Lilypie - Memorial

Friday, 22 June 2012

5 weeks

It's been 5 weeks since I delivered Clara. I feel numb and lost. I'm scared because the memory of my daughter is fading further and further into the past. Why does life have to move on, I certainly don't want it to. I want to feel the raw emotions that I felt in the first few weeks - the deep mourning that connects me with all the love I have for her. The reality of waking up every morning without her is still excruciating.

It's time to tell her story, so my memory doesn't elude me as time marches forward.

On Tuesday May 15, at my regular OB appointment - all things went well. I heard the baby's heartbeat, he measured my fundal height and Clara was just stirring before the appointment. Wednesday at around 2 pm, I felt one kick during a meeting. I went for a swim and hadn't noticed her moving in the evening. Next morning nothing, drank apple juice and thought I felt some gurgles. So, Scott and I were attending our third prenatal class. In speaking with the instructor, I was concerned with the decrease in fetal movement. She saw the concern in my eye and instructed me to leave the class and go to the hospital.

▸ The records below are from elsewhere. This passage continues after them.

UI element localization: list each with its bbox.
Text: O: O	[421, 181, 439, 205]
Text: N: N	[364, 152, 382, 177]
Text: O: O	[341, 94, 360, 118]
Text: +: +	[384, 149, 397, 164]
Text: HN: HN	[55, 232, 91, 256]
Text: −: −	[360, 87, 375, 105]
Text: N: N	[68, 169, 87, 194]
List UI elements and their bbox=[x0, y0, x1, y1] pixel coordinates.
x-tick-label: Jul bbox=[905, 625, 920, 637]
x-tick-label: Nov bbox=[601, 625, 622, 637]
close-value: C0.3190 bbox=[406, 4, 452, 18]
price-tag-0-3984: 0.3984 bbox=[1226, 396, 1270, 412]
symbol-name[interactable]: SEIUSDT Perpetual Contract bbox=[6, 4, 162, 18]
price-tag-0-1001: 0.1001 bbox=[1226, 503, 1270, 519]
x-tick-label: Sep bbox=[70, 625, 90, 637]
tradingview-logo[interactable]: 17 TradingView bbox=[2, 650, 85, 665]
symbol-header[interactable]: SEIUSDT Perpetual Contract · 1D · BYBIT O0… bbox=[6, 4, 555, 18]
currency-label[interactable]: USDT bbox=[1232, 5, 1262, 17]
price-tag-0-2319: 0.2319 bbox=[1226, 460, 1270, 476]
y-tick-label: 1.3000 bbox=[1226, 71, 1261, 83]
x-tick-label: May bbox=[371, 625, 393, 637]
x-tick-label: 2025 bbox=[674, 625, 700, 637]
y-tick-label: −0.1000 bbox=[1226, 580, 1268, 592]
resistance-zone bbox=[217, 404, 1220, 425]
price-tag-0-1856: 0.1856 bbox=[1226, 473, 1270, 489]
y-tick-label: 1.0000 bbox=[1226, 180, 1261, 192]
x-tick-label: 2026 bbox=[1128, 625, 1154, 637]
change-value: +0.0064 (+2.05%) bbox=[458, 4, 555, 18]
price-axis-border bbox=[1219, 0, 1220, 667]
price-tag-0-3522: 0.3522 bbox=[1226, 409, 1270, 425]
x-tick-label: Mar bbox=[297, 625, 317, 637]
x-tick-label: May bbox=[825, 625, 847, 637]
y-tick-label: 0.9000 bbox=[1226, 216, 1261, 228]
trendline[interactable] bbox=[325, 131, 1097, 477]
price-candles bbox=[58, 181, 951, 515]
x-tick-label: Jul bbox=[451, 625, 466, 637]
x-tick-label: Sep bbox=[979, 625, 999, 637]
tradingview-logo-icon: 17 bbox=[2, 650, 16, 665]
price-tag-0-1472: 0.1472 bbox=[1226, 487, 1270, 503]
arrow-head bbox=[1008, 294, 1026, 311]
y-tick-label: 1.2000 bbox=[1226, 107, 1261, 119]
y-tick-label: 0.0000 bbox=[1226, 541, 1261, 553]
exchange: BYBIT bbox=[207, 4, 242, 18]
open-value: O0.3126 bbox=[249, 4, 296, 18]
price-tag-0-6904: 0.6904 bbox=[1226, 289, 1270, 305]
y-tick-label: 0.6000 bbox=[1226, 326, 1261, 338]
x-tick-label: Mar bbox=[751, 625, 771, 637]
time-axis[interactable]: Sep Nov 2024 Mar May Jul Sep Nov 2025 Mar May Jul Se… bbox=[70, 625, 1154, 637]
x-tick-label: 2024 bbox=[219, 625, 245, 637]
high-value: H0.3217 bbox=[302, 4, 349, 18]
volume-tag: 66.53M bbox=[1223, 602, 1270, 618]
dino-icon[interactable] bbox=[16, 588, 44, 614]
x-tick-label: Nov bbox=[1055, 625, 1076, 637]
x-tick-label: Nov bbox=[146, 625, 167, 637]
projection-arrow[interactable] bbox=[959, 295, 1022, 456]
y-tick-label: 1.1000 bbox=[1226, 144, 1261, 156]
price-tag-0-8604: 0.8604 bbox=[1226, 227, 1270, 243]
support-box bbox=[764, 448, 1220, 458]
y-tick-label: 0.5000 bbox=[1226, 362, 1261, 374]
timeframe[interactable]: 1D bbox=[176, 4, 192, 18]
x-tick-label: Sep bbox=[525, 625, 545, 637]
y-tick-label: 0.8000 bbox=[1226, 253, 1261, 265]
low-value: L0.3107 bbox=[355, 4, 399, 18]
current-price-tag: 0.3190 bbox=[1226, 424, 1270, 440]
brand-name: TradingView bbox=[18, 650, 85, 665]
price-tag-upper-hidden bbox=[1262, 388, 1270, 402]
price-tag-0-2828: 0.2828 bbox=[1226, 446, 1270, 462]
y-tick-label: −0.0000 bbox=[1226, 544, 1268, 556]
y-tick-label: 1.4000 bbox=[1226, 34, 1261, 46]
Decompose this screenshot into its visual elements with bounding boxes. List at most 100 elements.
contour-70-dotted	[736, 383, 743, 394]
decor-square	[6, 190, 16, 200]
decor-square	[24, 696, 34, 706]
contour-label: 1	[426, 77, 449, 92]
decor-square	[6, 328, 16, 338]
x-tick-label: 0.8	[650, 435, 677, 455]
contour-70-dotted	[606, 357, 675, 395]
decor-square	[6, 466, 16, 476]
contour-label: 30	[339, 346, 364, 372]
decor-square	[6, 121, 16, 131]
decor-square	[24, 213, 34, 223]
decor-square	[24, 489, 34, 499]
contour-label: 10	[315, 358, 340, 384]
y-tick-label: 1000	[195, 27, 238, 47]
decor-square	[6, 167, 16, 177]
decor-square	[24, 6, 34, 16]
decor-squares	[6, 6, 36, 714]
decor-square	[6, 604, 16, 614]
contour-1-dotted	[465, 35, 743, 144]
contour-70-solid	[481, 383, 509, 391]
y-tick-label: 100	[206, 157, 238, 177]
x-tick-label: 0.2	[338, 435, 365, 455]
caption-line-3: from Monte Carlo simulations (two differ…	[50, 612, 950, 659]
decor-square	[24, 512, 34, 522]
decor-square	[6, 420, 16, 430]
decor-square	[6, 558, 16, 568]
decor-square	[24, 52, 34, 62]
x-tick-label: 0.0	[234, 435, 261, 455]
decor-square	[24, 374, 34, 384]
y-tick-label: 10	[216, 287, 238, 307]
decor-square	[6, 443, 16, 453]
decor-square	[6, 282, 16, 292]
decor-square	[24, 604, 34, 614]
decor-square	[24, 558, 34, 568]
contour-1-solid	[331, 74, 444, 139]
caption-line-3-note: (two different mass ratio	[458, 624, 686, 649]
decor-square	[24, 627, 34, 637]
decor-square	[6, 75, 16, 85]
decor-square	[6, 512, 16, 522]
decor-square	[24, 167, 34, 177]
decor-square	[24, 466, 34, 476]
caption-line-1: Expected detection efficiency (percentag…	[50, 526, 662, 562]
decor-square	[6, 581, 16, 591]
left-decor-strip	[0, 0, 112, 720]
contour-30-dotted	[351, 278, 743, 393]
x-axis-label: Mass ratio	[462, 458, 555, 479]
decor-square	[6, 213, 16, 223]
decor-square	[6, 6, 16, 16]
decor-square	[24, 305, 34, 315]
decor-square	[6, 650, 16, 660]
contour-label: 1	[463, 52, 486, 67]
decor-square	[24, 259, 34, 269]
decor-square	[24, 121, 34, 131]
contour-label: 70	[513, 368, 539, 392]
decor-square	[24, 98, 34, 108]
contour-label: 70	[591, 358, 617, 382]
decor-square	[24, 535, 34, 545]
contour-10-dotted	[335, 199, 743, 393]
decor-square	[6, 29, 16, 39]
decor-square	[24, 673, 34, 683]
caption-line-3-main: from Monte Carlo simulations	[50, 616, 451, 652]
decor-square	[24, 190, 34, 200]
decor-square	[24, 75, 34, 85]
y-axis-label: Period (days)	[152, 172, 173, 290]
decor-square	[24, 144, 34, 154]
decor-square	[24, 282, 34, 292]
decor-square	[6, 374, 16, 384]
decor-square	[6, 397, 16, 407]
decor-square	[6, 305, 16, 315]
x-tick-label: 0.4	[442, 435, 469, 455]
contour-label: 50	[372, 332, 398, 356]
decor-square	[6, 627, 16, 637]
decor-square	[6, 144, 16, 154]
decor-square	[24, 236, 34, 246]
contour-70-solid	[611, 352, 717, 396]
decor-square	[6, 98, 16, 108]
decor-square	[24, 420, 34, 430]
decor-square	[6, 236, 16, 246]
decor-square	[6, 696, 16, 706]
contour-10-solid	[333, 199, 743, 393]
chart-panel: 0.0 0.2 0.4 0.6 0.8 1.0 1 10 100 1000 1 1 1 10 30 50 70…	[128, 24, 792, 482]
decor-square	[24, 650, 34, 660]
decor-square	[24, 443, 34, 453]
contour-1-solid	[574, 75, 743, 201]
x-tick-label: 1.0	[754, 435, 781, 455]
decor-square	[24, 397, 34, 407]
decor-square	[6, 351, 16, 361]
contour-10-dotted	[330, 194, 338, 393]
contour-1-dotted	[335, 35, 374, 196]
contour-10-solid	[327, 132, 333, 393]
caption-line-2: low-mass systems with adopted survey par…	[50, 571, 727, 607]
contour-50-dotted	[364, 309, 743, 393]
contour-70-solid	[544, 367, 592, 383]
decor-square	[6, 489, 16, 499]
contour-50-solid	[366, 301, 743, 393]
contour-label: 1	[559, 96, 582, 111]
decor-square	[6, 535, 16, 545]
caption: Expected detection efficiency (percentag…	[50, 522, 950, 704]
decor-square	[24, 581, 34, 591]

At the hospital, the nurse couldn't find her heartbeat. So I was concerned but google helped calm some of those fears. When the OB did the sonogram, I could tell my the nurses eyes that she was gone. All I kept thinking was there was no possible way. We were 25 weeks, past all the danger zones of the first trimester, late term miscarriage. We had a 99% chance of bringing home our little girl. I screamed but I don't think reality quite sank in yet. What did I do to cause my little girl to die? We had the choice of inducing right away or going home and coming back the next day. I choose the prior.

I was induced at 1 am on May 18. Scott went home to grab some supplies and came back shortly. Scott tried to sleep that night in our room but I stayed up all night. Shock, that I would have to deliver my baby and she wasn't alive. At around 8 am, my sisters Sara, Jessica and Rebecca came to see me. The doctor on duty just kept on giving more misoprostal without even checking in on me. I decided on an epidural for pain management. Clara was born into this world at 10:34 am. We were introduced to my daughter at 11:30 when the OB finally worked his way to see what had caused her demise. It was something to do with a clot in her umblical cord. Later we found out it was from excessive twists in her umbilical cord ... the lifeline to my baby. A perfect little girl gone from this world, due to an "accident" - and will anger me for the rest of my life.

I held Clara with as much joy as I could muster - a product of Scott and I. We explored our baby girl, a round face, a nose that was a cross between Scott and I. She had a mole above her right breast. Long legs, long arms, long fingers and toes. Her thumb was an exact replica of Scott's. She was absolutely perfect.

My mom, dad and Emily came to the hospital too. We all held my baby girl. Julie and Tim skyped in too to meet my precious little girl. I held my girl for as long as I could - Scott tried to feed me lunch as I didn't have to let her go. We called for the clergy to baptise Clara and we did so around 3 pm.

My sister Lisa arrived from London, On around 5:30 pm and also got to meet Clara, help make the foot moulds and help me dress her.

We took pictures of Clara.

At 6 pm, my family said goodbye to Clara and Scott and I stayed behind to create memories of our family of 3. We lied in the hospital bed with Clara between us. I on the left and Scott and the right. We told her stories about our vacations, how we met, when we got married. Scott taught her 75 digits of pi - that's what he wanted her to learn one day. At around 9:30 we decided it was time to say goodbye. I kissed my little girl and sang her "hush little baby".

Scott and I left the hospital without our little Clara. The most unreal feeling of leaving your baby behind when all you wanted was to start a new life with that little one. All we have left of our girl was a memory box.